As we learned in the introduction page, pollen tubes navigate past a variety of pistil cells, most likely with the help of attractive and repulsive cues, to deliver sperm to egg contained within ovules. The variety and inaccessibility of these cells and tissues has made it challenging to characterize the dynamics of pollen tube migration and identify the guidance signals. To overcome these shortcomings, we developed an in vitro assay in the model plant Arabidopsis thaliana to study pollen tube guidance to ovules (Palanivelu and Preuss (2006); BMC Plant Biology, 6:7).

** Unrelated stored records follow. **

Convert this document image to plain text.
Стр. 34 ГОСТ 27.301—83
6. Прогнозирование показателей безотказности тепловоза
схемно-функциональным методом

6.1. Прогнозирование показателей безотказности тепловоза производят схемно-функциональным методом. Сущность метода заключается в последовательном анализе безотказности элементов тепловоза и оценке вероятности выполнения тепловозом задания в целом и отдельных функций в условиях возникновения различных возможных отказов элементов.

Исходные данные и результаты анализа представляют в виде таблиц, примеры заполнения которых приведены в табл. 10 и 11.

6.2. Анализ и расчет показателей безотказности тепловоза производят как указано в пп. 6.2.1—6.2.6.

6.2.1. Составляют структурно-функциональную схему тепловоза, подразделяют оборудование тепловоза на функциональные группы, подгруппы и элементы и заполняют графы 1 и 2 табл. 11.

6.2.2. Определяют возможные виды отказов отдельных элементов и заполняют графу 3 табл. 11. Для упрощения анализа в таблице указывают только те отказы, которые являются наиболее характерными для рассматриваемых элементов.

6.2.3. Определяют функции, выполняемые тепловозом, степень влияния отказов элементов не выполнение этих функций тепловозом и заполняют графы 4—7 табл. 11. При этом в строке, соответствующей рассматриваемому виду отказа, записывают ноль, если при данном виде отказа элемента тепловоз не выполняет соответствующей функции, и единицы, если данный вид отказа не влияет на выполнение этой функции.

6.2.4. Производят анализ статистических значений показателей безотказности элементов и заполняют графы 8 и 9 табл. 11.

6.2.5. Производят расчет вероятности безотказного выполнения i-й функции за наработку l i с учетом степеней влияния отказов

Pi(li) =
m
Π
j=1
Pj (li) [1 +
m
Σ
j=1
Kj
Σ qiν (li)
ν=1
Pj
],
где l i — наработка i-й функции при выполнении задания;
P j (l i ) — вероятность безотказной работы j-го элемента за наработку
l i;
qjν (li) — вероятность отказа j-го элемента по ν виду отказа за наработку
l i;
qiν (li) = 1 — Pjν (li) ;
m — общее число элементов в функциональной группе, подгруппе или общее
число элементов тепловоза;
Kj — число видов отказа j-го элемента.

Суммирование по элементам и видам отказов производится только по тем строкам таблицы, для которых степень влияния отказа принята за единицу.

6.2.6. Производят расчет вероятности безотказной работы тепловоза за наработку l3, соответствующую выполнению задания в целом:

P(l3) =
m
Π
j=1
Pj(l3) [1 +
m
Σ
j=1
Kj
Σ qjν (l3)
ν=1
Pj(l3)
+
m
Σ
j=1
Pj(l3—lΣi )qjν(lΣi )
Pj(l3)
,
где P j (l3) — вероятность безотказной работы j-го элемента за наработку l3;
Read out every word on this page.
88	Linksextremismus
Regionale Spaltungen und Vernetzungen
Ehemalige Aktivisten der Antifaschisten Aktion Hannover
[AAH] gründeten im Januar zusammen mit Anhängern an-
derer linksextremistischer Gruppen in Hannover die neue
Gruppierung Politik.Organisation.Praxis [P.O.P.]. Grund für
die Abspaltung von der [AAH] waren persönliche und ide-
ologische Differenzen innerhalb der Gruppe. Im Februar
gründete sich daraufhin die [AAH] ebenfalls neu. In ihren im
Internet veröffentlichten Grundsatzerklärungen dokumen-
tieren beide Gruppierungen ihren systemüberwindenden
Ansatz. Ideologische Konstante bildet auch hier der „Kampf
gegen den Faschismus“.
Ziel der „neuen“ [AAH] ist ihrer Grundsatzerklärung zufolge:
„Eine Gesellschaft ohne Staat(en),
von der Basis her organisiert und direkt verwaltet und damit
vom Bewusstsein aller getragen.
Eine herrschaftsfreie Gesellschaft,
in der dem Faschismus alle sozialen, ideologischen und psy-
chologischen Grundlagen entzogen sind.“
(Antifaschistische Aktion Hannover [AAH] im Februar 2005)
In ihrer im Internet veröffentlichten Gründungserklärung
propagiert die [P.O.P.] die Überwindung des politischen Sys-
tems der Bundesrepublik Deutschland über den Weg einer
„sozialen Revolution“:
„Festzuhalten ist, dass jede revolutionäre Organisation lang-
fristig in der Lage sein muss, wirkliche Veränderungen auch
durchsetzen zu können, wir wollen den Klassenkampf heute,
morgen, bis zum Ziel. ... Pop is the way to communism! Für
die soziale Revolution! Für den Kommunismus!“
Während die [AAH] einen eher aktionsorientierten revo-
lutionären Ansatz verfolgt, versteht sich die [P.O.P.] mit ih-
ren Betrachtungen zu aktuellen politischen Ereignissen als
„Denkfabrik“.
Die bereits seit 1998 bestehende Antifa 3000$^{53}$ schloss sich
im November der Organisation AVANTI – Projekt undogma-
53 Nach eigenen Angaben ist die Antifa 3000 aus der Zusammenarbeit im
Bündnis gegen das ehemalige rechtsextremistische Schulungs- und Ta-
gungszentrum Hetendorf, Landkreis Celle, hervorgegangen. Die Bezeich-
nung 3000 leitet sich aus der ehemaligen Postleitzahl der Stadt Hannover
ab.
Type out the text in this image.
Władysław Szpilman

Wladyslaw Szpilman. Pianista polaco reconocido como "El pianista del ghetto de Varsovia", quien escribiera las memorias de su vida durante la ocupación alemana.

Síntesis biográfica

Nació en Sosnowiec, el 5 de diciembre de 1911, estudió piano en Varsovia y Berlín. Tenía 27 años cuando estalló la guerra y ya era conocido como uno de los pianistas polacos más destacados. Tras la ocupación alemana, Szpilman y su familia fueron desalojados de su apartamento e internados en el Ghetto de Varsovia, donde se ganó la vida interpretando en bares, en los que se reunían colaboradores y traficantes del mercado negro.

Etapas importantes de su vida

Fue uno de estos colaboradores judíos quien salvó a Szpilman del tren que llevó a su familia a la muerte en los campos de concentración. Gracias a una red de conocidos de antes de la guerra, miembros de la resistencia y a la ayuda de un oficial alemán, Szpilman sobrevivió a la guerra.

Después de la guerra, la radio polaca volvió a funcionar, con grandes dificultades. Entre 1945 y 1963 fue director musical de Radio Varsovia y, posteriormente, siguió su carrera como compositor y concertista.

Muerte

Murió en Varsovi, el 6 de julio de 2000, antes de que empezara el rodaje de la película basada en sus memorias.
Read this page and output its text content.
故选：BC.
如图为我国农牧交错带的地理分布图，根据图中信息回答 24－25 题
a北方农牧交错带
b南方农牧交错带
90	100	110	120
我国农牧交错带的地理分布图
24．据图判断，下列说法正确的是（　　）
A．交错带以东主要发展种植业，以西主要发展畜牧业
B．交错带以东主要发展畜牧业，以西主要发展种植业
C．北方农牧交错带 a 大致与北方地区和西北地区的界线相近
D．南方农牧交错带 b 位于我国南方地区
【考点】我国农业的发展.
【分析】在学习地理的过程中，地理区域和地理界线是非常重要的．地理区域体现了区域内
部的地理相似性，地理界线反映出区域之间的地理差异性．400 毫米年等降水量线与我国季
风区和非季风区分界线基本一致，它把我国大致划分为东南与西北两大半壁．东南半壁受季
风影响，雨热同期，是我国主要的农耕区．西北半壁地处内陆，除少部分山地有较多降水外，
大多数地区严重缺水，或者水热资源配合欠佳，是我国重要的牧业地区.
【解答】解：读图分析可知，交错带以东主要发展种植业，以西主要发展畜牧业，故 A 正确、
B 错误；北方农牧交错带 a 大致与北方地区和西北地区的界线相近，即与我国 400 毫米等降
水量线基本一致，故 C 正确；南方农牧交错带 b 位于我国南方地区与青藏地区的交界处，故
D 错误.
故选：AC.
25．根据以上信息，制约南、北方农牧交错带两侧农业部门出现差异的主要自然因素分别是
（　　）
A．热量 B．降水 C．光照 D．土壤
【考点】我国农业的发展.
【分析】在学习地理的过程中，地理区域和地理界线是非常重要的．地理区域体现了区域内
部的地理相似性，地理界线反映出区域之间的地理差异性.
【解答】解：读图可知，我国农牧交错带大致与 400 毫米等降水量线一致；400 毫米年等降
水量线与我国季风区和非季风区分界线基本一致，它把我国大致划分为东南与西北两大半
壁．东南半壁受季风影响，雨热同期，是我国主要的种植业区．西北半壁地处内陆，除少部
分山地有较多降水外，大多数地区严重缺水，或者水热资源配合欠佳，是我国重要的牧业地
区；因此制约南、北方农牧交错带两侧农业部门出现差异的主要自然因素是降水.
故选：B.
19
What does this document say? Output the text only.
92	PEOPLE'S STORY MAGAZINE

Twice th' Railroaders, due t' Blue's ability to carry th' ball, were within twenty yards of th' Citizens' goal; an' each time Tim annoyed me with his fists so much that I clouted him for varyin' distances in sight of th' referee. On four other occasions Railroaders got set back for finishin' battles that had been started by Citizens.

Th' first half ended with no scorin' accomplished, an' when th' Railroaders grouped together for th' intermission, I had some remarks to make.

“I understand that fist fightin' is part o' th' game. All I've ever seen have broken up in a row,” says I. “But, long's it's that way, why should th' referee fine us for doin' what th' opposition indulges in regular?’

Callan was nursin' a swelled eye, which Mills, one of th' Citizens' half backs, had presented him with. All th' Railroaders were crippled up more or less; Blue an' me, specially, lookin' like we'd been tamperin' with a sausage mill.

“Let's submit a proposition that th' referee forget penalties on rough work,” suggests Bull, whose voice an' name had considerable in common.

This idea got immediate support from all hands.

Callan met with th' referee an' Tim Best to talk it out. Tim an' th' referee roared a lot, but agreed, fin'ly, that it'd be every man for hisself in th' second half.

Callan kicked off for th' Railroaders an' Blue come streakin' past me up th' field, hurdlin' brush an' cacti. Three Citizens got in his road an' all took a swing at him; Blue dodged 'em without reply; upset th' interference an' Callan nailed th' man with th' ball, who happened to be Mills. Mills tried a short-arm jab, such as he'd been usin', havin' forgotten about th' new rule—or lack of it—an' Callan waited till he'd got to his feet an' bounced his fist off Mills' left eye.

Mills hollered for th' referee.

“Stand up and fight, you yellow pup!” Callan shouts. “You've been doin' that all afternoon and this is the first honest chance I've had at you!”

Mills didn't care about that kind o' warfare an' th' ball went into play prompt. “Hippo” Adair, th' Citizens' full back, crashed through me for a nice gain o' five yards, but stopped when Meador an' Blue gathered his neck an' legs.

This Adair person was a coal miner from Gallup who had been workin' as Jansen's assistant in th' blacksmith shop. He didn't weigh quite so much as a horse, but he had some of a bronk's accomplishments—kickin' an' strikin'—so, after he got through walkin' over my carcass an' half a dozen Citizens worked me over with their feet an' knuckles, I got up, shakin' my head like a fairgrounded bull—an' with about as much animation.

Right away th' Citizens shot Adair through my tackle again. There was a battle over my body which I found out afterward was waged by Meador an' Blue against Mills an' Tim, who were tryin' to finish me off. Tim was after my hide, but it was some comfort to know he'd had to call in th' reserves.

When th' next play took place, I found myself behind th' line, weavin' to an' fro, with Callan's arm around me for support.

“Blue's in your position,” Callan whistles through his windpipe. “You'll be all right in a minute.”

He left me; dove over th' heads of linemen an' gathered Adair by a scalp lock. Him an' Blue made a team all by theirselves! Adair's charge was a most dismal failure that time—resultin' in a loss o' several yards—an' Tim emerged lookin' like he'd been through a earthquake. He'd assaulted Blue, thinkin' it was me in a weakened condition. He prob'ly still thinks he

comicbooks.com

The in vitro assay (Illustration 1) is set up as follows: after removing the upper portion of the pistil (the stigma and style), pollen was deposited on the stigma surface. After ~3 hours, pollen tubes emerged from the style, travelled across an agarose medium to excised ovules and successfully entered the micropyle (Figure 1). To facilitate pollen tube observation, especially after they enter the micropyle and are obscured by the opaque ovule integument cells, we used pollen that expressed GFP reporter under the control of the pollen-specific LAT52 promoter. Upon reaching the female gametophyte, these tubes burst and release a large spot of GFP, conveniently marking targeted ovules. Pollen tubes that grew within ~100 µm of an unfertilized ovule often made a sharp turn toward an ovule; of the tubes that grew within this range, ~50% successfully entered the micropyle.

Using this assay, we defined three signaling events that regulate pollen tube guidance in A. thaliana (Palanivelu and Preuss (2006); BMC Plant Biology, 6:7):

i) pollen tube acquire ovule targeting competence only after growing at least for some time on the female tissues,
ii) unfertilized A. thaliana ovules emit diffusible, developmentally regulated, species-specific attractants and
iii) ovules penetrated by pollen tubes rapidly release diffusible repellents to prevent additional tubes from entering them.

We are currently using this assay to isolate and characterize the signals that control each of the above mentioned three signaling events by employing a variety of traditional approaches (genetics, cell biology, biochemistry) in combination with global approaches (proteomics, microarray and metabolomics).